RPE (Rate of Perceived Exertion)
RPE, or Rate of Perceived Exertion, is a self-reported scale that measures how hard an exercise feels in the moment, based on your breathing, muscle fatigue, and overall strain. The most common version used in strength training runs from 1 to 10, where an RPE 10 means you gave absolutely everything and could not have done another rep, while an RPE 6 might feel like a brisk warm-up with plenty left in the tank. The concept originally comes from Swedish psychologist Gunnar Borg, whose classic scale ran from 6 to 20 and was designed to loosely track heart rate during cardio, but the simpler 1 to 10 version has become the standard in gym settings.
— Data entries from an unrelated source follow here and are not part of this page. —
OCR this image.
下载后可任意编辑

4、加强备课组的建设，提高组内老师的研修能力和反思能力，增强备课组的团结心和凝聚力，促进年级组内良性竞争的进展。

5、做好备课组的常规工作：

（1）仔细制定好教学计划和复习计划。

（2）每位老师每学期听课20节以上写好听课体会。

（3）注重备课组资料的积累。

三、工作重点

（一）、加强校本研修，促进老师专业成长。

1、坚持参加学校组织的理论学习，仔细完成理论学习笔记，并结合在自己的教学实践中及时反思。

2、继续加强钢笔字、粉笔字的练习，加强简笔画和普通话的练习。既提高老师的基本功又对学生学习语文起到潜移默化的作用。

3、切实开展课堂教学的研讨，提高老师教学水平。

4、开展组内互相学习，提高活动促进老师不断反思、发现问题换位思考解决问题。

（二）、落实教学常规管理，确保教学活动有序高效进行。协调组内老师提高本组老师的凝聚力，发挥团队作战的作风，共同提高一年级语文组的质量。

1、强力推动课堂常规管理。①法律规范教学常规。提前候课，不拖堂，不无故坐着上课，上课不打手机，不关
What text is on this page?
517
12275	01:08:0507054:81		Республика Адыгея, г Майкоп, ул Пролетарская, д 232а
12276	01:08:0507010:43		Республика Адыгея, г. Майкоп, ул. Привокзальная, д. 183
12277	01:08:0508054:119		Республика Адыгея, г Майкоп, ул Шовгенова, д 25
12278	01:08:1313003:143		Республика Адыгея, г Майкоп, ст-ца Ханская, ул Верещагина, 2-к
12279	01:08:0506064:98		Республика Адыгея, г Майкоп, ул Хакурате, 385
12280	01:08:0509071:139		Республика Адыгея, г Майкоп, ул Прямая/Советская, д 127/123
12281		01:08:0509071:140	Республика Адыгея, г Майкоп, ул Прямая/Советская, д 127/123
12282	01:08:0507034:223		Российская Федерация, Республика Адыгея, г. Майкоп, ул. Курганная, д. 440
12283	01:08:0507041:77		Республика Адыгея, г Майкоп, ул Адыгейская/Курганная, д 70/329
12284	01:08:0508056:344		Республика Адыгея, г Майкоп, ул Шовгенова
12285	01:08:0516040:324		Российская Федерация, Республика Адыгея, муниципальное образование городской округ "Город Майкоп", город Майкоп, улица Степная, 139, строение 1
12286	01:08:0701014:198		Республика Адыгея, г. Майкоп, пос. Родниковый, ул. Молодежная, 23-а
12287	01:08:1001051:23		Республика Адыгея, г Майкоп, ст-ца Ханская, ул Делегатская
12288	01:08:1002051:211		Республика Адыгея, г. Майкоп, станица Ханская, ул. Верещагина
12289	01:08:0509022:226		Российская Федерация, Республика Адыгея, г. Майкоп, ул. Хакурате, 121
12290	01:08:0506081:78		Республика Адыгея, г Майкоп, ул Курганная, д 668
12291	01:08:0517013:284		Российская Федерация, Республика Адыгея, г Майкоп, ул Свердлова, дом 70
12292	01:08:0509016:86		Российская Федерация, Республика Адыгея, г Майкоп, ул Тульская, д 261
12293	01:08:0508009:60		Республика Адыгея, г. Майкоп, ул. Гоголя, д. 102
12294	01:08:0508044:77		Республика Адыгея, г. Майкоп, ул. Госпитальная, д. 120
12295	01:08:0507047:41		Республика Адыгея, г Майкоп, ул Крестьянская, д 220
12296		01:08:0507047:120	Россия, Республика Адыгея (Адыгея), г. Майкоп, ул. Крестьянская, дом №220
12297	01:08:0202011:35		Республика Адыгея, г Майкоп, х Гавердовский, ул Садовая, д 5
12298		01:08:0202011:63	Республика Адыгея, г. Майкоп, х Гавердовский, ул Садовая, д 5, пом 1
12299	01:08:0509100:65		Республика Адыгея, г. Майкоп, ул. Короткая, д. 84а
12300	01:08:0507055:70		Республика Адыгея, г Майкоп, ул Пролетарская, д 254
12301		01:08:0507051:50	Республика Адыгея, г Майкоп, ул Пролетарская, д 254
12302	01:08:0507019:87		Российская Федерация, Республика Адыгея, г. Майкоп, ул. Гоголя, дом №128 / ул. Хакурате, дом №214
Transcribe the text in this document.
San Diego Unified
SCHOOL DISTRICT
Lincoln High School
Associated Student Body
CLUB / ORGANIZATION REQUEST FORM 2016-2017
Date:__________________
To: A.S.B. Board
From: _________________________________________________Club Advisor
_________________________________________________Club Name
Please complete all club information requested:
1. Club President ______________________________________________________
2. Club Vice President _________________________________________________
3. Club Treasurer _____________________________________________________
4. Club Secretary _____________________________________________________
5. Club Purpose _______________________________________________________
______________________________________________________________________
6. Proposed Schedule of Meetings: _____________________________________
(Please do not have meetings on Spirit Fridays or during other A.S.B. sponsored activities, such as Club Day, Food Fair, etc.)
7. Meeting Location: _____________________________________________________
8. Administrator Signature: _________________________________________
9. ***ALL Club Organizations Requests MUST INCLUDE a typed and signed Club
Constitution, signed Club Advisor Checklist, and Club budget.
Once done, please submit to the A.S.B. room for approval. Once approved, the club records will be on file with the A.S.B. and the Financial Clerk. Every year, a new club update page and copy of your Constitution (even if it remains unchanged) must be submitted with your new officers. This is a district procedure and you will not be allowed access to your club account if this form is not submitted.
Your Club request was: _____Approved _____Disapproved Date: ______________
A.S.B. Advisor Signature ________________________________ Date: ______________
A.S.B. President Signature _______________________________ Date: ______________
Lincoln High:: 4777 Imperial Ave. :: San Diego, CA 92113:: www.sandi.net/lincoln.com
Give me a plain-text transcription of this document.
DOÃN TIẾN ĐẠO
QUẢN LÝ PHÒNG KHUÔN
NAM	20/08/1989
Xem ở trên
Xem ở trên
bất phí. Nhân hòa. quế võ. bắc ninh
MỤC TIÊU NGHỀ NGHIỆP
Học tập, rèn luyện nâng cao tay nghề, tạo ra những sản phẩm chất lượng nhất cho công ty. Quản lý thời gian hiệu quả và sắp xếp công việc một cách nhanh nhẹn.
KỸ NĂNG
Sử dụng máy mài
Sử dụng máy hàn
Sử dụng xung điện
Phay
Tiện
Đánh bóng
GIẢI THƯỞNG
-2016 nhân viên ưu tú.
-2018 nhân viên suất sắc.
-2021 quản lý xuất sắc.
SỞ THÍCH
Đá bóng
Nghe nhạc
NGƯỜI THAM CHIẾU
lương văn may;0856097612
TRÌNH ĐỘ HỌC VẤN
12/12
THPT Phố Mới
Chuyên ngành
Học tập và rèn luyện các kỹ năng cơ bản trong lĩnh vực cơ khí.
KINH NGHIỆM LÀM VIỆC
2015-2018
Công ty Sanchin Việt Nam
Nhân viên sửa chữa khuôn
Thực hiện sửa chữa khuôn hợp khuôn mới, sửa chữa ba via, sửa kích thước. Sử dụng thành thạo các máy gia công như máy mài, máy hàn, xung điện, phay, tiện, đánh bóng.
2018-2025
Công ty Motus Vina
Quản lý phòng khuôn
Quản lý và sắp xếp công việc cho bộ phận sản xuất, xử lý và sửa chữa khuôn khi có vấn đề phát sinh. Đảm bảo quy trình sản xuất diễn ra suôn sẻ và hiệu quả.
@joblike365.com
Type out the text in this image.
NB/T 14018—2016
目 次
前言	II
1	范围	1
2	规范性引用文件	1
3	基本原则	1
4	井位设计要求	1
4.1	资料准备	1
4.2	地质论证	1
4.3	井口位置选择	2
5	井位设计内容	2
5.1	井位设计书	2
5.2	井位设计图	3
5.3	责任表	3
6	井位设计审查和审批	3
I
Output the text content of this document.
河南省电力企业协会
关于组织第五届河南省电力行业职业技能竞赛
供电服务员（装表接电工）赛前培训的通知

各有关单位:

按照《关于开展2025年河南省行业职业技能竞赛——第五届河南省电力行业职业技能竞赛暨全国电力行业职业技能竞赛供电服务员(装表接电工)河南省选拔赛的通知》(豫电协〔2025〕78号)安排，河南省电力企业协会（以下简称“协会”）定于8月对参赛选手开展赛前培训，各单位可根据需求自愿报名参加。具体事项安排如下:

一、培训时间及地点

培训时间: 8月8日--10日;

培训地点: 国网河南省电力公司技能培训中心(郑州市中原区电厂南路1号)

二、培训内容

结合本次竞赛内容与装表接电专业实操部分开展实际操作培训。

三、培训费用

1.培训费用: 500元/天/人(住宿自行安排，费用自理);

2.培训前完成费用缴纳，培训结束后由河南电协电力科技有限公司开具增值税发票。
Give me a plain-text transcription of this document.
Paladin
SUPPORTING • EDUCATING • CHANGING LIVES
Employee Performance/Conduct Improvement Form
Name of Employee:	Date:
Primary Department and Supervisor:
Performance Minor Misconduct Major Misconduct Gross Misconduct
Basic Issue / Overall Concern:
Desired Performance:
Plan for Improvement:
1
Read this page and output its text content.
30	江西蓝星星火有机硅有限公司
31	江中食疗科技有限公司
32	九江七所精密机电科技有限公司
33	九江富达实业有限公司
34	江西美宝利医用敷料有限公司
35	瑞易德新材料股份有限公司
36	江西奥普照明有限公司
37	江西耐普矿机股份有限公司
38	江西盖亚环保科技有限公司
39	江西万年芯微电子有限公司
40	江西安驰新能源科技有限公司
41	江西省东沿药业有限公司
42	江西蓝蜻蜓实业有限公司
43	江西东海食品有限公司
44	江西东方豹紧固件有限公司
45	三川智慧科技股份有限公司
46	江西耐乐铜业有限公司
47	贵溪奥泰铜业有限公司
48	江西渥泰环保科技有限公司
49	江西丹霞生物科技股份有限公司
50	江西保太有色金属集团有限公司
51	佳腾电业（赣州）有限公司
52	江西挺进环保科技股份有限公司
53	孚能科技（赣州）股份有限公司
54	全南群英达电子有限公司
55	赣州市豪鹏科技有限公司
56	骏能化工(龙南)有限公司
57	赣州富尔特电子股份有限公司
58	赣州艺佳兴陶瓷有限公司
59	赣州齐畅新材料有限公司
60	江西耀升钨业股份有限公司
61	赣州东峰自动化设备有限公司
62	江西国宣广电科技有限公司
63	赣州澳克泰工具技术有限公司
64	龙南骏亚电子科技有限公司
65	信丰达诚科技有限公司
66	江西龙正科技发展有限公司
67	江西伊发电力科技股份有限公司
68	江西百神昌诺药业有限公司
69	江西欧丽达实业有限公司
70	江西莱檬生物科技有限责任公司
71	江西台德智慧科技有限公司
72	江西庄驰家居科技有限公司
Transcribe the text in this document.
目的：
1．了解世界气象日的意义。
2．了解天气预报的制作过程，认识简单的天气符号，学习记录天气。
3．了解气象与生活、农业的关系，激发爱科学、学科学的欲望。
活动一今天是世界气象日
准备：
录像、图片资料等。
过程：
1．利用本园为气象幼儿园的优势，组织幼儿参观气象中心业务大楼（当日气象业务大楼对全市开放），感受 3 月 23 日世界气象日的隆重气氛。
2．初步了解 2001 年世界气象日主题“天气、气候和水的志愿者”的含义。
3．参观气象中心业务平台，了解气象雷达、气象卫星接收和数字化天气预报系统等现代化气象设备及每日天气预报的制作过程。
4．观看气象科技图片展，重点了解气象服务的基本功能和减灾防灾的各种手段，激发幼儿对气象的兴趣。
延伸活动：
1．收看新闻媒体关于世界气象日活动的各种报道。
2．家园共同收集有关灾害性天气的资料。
The big nuance most people miss is that RPE is relative to your current state: the same weight on a barbell can feel like an RPE 7 on a well-rested Tuesday and an RPE 9 on a Friday after four hard training days. This makes RPE a more honest training tool than blindly following a fixed percentage of your max, because it accounts for sleep, stress, hydration, and daily variation in readiness. Coaches use it to keep athletes training hard enough to make progress without grinding into the kind of fatigue that quietly stacks up and wrecks performance over time.
Example
A powerlifter is programmed to squat at RPE 8 for three sets of four reps, meaning she should pick a weight where she finishes each set feeling like she had roughly two reps still available. On the first set she loads 185 pounds, finishes four reps, and honestly gauges she had about two more in her, so she stays at that weight rather than chasing a number. If she had loaded too heavy and finished gasping with nothing left, that would be an RPE 10, overshooting the session target and accumulating more fatigue than planned.